What hope does fiscal responsibility have in India with our kind of political parties? Two things tell their own story.
First, all of a sudden, a problem everyone thought had been solved forever has come back with a bang. This is the problem of pensions for government employees.
Until 2005 it was a pay-as-you-go system. Then it was turned into a contributory system. Now, some of the non-BJP parties, mainly the Congress, which had implemented the new pension scheme in the first place, want to revert to the old pay-as-you-go system.
Rahul Gandhi is silent on this issue. This underscores the extraordinary irresponsibility of political parties in India, even though this is fiscally wholly and utterly disastrous, as we can see from the fate of the two states that had not implemented it then, namely Tamil Nadu and West Bengal. Both depend on transfers from the Centre just as municipalities do on transfers from the state government.
And therein lies the even more significant second problem of the system that we have of top-down fiscal governance rather than the other way around.
A counterexample for a country of India's size can be found in China, which has a bottom-to-top system. There the local bodies send money to the central government. In the old days, this was called the payment of tribute. The result has been very efficient local bodies that govern smaller areas effectively.
The contrast with India is shaming, as a recent report by the Reserve Bank of India has pointed out. The underlying theme is the failure of local governance, and the unspoken message is the irresponsibility of the political parties.
Essentially, says the RBI, India has the weakest local governance in the world because the state governments hobble them. They have virtually no autonomy in the things that such bodies have in other parts of the world.
"The absence of buoyant (local) revenue, excessive reliance on grants from the central and state governments, and inability to autonomously access capital markets have weakened the ability of ULBs to fulfil their mandated functions," says the report. In short, these local governments are broke and depend on transfers from the state governments.
The RBI examined the finances of 201 municipal corporations and found that there has been "no distinct rise in overall municipal revenue in India which remained broadly unchanged from 1946-47". Imagine that. That's 76 years! Municipal revenues and expenditures have stagnated at around 1 per cent of GDP since 2010. In Brazil, the corresponding figure is 7.6 per cent, and it is 6 per cent in South Africa.
This has led to the suggestion that the Centre and the states should "share one-sixth of their GST revenue with the third tier," the report said.
The RBI also thinks that, as in China, the local bodies of India should consider creating special purpose vehicles (SPVs) to raise funds. "For example, China's Local Government Financing Vehicle (LGFV) is an investment company that sells bonds in the bond markets for financing real estate development and other local infrastructure projects."
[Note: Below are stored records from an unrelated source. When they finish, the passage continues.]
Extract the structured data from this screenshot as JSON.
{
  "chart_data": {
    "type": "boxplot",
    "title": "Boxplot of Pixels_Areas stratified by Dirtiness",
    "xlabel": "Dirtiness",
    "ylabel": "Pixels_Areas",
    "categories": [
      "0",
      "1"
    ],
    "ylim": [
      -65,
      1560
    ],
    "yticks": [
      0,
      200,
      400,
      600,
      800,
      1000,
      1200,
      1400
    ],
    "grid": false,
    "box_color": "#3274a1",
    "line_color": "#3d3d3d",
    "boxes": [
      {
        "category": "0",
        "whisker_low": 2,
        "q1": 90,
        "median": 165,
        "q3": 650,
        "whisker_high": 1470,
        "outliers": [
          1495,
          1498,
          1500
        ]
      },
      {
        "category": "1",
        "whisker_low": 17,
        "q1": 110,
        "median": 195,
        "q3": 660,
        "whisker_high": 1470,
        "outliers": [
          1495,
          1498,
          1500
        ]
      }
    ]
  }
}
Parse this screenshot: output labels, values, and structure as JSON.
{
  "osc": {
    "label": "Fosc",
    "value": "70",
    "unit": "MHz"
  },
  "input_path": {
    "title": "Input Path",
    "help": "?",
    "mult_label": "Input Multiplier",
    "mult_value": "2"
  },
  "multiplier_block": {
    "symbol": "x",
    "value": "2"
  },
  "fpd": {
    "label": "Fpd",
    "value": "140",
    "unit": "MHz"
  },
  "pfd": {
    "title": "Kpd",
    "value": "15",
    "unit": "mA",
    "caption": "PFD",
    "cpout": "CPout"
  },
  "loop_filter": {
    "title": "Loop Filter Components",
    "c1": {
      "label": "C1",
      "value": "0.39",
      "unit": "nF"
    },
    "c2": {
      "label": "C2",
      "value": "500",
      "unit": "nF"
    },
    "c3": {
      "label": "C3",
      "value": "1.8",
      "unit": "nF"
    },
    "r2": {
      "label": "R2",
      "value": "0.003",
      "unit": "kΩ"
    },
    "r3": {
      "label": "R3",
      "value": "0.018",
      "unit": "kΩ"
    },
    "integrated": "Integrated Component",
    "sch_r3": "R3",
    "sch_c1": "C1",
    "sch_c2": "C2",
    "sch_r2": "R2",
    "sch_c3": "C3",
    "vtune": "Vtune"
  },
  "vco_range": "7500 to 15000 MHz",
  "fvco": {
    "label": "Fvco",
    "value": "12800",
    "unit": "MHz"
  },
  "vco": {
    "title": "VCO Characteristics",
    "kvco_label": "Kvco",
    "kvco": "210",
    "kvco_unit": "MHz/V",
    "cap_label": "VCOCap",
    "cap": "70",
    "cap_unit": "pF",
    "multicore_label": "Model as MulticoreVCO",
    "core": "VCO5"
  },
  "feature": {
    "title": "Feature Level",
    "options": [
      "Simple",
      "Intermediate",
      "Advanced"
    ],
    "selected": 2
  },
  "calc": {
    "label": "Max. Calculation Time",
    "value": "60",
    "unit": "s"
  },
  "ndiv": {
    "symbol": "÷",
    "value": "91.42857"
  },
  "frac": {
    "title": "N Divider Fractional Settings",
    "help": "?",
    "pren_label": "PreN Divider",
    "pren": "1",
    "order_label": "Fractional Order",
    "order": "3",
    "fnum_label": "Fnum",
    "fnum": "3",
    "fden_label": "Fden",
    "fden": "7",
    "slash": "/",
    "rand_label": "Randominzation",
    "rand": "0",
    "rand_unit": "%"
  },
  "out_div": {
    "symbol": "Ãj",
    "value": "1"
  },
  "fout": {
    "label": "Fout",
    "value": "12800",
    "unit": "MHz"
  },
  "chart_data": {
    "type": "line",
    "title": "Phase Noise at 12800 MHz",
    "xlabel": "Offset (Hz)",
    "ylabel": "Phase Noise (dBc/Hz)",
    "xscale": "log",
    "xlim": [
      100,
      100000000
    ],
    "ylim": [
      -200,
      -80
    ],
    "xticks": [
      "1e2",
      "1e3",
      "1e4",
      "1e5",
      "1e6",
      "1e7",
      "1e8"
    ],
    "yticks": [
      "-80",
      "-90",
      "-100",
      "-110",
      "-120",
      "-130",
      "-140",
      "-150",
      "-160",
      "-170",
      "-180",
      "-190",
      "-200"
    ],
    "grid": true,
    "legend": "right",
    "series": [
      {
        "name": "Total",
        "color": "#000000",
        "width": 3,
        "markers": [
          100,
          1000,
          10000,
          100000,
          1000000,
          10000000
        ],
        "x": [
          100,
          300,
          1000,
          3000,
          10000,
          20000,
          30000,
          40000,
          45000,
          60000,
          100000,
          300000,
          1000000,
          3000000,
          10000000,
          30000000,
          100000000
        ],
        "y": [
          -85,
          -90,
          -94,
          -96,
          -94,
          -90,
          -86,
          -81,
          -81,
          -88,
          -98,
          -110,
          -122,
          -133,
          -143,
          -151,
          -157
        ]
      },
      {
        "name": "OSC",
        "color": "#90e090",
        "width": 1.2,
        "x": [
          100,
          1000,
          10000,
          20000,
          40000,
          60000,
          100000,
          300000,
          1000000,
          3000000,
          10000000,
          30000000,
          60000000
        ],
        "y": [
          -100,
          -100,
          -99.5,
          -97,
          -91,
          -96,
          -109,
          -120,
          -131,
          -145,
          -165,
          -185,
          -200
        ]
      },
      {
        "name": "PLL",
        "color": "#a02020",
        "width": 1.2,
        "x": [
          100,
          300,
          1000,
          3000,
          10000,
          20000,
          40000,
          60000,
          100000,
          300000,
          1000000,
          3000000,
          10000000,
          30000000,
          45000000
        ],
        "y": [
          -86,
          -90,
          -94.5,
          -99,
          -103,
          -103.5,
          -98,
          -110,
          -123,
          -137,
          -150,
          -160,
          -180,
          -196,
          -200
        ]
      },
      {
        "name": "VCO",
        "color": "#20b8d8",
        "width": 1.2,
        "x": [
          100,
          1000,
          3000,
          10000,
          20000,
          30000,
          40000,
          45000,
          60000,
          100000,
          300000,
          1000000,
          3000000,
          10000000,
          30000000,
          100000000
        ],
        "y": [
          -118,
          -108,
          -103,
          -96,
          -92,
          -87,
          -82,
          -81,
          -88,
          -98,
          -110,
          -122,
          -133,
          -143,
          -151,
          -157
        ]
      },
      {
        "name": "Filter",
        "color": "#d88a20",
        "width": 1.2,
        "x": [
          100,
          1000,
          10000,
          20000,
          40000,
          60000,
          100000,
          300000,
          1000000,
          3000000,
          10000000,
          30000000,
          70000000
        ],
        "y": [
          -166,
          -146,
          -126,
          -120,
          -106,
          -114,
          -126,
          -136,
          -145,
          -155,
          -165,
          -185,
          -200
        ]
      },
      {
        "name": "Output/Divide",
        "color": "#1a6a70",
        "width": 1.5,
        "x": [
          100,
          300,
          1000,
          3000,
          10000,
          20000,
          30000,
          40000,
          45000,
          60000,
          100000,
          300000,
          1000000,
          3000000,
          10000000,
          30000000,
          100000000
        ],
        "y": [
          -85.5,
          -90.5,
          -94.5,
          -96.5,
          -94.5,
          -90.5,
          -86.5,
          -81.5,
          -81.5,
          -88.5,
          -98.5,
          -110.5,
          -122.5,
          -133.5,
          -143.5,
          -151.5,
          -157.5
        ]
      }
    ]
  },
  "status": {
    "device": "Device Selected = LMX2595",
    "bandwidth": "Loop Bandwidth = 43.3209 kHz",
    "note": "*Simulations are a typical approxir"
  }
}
However, all is not lost because, according to the RBI report, nine municipalities have issued municipal bonds and raised around Rs 3,840 crore since 2017. These are the municipalities of Ahmedabad, Andhra Pradesh Capital Region Development Authority, Bhopal, Ghaziabad, Greater Hyderabad, Indore, Lucknow, Pune, and Surat.
But how is all this to be repaid? The report says, "with the power to tax residents to pay bondholders." That's a good idea but a distant dream because our politicians won't allow it. That's not how our politics works.